By Mark Jaffe, EUCI energy writer
The Trump administration’s goal of “energy dominance” and its mantra of “drill, baby, drill” have run into production limitations, economic uncertainty caused by the administration’s tariff policies, and increased output from OPEC+.
In his first weeks in office, President Donald Trump issued executive orders to speed permitting, reduce regulations, and open more federal land to drilling. Treasury Secretary Scott Bessent said the goal is to boost production by three million barrels a day.
But even before economies and markets were roiled by the administration’s off-again-on-again tariffs, getting to an additional three million barrels was a high bar.
In 2024, the U.S. produced an average 13.2 million barrels of oil a day, a record and a 3.8% increase over 2023. The country exported a record 4.1 million barrels a day, according to the federal Energy Information Administration (EIA).
Adding another three million barrels of production would require a nearly 23% increase over 2024, which some industry analyst say is beyond the current production capacity of oil and gas operators. The EIA is projecting a 2.3% increase in output for 2025 and less than a 1% in 2026.
That, however, was before the Trump administration launched worldwide tariffs that economists warn could slow economic growth and lead to a recession.
Even though most of the highest tariffs have been postponed for at least 90 days, there is now an across-the-board 10% tariff, higher tariffs on Mexico and Canda, higher steel and aluminum tariffs and a 145% tariff on China.
The investment bank Goldman Sachs put the chances of a recession in the U.S. in the next 12 months at 45%.
“We now see a materially higher risk of a global recession,” Bruce Kasman, J.P. Morgan chief global economist, said in a note. “The administration’s shift in the application of tariff policy and the potential impact on sentiment have contributed to this increased risk.”
A slowing economy would reduce the demand for oil, and oil prices have already softened. The EIA reduced its forecast for the increase in global oil consumption for 2025 by 31% to an additional 900,000 barrels a day and cut the 2026 forecast increase by 10% to 1 million barrels a day.
The world used an estimated 103 million barrels of oil a day in 2024, according to the International Energy Agency.
Declining demand translates to lower oil prices. Goldman Sachs cut its 2026 average price forecast by $4 to $58 a barrel for Brent crude and for Western Texas Intermediate (WTI) to $55.
WTI, which is the price for U.S. oil, is usually a few dollars below Brent prices.
The EIA also lowered its price projections as it expects “recent developments in global trade policy and oil production to contribute to lower global demand growth for petroleum products through 2026, which contributes to significantly lower oil prices than previously forecast.”
The EIA sees the price of Brent dropping from $81 in 2024 to $68 in 2025 and $61 in 2026. These figures are about 10% lower than the EIA’s March estimates. The lower prices will impact the ability of operators to produce oil at a profit.
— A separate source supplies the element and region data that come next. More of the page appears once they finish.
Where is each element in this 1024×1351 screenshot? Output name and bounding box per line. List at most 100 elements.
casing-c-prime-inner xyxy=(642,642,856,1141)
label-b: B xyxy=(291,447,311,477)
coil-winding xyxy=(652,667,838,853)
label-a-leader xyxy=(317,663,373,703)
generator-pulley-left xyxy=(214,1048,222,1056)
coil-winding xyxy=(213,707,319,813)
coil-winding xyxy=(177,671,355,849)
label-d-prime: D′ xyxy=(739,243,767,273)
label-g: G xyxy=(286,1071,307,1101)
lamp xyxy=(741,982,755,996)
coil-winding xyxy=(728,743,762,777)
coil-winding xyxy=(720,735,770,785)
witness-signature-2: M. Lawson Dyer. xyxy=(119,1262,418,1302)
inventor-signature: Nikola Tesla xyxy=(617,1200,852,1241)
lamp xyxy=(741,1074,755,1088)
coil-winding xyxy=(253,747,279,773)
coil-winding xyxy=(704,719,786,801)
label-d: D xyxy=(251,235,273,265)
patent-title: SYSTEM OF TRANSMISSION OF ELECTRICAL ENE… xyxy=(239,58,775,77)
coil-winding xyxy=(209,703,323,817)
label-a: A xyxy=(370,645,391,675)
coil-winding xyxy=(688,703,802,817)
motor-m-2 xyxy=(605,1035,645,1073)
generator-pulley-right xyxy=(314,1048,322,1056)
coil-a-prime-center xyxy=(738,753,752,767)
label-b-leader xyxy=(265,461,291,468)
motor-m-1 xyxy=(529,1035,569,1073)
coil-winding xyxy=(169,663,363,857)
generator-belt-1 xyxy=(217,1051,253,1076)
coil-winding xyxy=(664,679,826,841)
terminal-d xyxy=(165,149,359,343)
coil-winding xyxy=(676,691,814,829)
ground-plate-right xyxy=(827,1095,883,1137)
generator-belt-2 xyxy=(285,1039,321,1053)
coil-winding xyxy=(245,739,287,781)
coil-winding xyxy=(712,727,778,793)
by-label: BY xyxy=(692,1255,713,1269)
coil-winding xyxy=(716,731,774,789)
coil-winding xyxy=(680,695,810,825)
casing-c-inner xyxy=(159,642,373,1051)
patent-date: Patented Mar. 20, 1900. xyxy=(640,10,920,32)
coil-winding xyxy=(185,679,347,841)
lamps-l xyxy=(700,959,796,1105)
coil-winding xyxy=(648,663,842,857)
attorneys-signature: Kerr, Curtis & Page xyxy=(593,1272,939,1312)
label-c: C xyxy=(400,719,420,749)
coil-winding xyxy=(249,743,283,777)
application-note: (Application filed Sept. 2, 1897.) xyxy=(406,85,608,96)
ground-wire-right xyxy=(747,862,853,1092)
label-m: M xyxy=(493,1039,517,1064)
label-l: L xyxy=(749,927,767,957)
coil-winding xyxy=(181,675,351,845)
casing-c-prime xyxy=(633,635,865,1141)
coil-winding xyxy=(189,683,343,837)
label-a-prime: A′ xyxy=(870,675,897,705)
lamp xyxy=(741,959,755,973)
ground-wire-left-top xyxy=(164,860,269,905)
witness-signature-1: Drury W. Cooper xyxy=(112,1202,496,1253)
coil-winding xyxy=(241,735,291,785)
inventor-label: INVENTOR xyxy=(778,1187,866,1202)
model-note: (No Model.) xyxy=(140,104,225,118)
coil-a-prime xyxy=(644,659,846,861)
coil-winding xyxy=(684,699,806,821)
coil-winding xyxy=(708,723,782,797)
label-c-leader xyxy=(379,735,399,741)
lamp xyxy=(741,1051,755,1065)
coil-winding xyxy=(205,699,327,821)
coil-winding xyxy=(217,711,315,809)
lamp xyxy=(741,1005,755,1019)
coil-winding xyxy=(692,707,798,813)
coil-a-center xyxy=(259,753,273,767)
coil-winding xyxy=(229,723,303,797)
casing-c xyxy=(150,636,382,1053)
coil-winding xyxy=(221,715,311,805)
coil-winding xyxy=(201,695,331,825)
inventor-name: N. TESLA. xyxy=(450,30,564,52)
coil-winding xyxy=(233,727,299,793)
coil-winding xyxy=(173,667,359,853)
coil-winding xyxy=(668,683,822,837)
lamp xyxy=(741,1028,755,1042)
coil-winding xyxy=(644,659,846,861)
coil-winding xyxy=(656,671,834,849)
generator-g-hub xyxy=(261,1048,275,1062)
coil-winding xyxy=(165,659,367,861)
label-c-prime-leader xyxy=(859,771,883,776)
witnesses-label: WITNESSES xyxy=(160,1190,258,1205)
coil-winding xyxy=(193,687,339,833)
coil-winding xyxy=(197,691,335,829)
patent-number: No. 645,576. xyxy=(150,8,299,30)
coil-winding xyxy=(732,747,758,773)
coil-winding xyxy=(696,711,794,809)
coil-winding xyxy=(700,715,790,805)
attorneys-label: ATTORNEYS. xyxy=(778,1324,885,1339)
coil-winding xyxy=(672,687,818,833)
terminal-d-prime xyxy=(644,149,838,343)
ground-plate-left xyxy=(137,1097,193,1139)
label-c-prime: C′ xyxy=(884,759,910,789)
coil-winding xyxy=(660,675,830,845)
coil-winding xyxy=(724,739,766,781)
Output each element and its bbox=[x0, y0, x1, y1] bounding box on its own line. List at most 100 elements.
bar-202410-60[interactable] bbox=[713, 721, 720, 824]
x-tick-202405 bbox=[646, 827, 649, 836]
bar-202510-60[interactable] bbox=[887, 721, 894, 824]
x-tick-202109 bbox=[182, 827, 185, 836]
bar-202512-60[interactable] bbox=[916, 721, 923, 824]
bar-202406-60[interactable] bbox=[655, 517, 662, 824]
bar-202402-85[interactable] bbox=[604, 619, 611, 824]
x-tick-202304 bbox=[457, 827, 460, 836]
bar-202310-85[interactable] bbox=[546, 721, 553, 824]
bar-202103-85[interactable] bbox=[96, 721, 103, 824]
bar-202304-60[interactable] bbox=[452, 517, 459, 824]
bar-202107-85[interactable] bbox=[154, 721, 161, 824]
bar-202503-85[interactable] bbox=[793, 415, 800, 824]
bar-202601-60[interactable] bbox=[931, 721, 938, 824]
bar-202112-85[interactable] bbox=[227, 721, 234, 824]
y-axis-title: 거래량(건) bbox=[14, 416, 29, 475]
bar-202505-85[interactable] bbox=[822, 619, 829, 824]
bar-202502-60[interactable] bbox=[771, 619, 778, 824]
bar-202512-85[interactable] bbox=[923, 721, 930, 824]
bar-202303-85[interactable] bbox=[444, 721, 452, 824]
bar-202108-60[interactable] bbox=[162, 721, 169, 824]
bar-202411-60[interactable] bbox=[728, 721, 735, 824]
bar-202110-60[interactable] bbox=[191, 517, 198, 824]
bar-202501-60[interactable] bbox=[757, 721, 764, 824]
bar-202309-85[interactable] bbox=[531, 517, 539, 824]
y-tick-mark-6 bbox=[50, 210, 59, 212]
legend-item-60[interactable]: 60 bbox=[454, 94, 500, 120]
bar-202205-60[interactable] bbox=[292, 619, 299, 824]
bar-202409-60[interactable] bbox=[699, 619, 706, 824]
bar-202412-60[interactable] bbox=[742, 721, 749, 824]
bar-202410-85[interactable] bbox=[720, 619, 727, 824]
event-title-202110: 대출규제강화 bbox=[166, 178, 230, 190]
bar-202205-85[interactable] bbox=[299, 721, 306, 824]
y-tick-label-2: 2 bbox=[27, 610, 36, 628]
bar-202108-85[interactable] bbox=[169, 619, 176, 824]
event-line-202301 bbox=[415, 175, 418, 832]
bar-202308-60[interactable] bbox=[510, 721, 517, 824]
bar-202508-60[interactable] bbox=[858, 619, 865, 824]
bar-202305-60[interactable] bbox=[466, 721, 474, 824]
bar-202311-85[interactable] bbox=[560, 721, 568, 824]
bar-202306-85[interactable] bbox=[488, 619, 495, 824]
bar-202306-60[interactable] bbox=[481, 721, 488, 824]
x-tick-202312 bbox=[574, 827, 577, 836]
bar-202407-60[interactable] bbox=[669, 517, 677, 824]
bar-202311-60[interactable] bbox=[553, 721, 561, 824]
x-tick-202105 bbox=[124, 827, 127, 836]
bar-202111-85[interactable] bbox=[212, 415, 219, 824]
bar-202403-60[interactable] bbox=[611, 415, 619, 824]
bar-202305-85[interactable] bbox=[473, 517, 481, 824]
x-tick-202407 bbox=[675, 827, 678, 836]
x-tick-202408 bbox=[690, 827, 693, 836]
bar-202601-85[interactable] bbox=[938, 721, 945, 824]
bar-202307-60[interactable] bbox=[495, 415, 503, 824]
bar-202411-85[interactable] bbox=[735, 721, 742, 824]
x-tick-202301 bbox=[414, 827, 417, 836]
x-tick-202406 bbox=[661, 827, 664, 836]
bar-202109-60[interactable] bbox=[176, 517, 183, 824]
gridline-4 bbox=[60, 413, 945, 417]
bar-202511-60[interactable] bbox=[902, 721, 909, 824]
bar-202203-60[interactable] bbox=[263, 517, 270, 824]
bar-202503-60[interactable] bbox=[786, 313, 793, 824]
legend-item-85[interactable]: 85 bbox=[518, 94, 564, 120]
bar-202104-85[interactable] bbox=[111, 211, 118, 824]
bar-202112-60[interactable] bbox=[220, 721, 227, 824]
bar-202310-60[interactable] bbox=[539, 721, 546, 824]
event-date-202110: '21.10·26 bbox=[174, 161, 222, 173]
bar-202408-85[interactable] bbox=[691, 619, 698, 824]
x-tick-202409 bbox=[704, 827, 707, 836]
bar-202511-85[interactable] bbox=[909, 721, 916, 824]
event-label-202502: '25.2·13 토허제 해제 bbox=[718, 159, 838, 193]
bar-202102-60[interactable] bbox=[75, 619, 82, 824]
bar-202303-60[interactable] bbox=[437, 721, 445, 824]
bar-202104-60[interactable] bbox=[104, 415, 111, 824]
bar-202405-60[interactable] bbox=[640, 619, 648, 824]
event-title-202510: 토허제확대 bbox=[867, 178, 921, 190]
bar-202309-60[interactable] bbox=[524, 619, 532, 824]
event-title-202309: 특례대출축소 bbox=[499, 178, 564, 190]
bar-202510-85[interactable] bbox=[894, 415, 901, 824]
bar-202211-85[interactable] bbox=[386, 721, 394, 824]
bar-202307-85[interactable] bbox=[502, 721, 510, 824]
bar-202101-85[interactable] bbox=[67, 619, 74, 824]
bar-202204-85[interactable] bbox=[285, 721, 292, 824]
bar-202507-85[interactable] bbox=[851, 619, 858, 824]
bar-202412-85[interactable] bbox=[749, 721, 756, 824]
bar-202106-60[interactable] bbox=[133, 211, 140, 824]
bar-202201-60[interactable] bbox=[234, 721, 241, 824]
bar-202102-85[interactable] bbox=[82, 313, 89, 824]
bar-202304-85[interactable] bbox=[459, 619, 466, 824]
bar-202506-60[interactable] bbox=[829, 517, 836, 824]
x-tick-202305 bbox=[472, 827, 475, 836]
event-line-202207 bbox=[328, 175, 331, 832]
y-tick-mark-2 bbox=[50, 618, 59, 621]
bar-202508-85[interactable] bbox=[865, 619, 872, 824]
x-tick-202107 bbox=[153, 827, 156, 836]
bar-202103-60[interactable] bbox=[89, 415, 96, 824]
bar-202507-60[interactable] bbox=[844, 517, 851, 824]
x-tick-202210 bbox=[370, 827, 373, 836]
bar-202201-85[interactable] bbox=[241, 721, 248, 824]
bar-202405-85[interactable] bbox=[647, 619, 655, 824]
The Federal Reserve Bank of Dallas surveyed 200 companies operating across all oil-producing regions – including the Permian and the Eagle Ford basins which account for more than half the output.
Large firms – with crude oil production of 10,000 barrels a day – need a $61-per-barrel price to profitably drill, based on the average of company responses, the bank survey said. Smaller firms need a WTI price at least $66 a barrel to drill at a profit.
Compounding the situation was the April 3 announcement by eight key producers in OPEC+ – which includes the 13 members of the Organization of the Petroleum Exporting Countries and 10 participating non-members – that they would be increasing production.
The eight – Saudi Arabia, Russia, United Arab Emirates, Kuwait, Iraq, Algeria, Kazakhstan, and Oman – decided to accelerate their planned output hikes.
In a statement, OPEC said “in view of continuing healthy market fundamentals,” the countries were starting a “gradual” and “flexible” return of 2.2 million barrels of day of “voluntary adjustments.”
OPEC add that “the gradual increases may be paused or reversed subject to evolving market conditions.”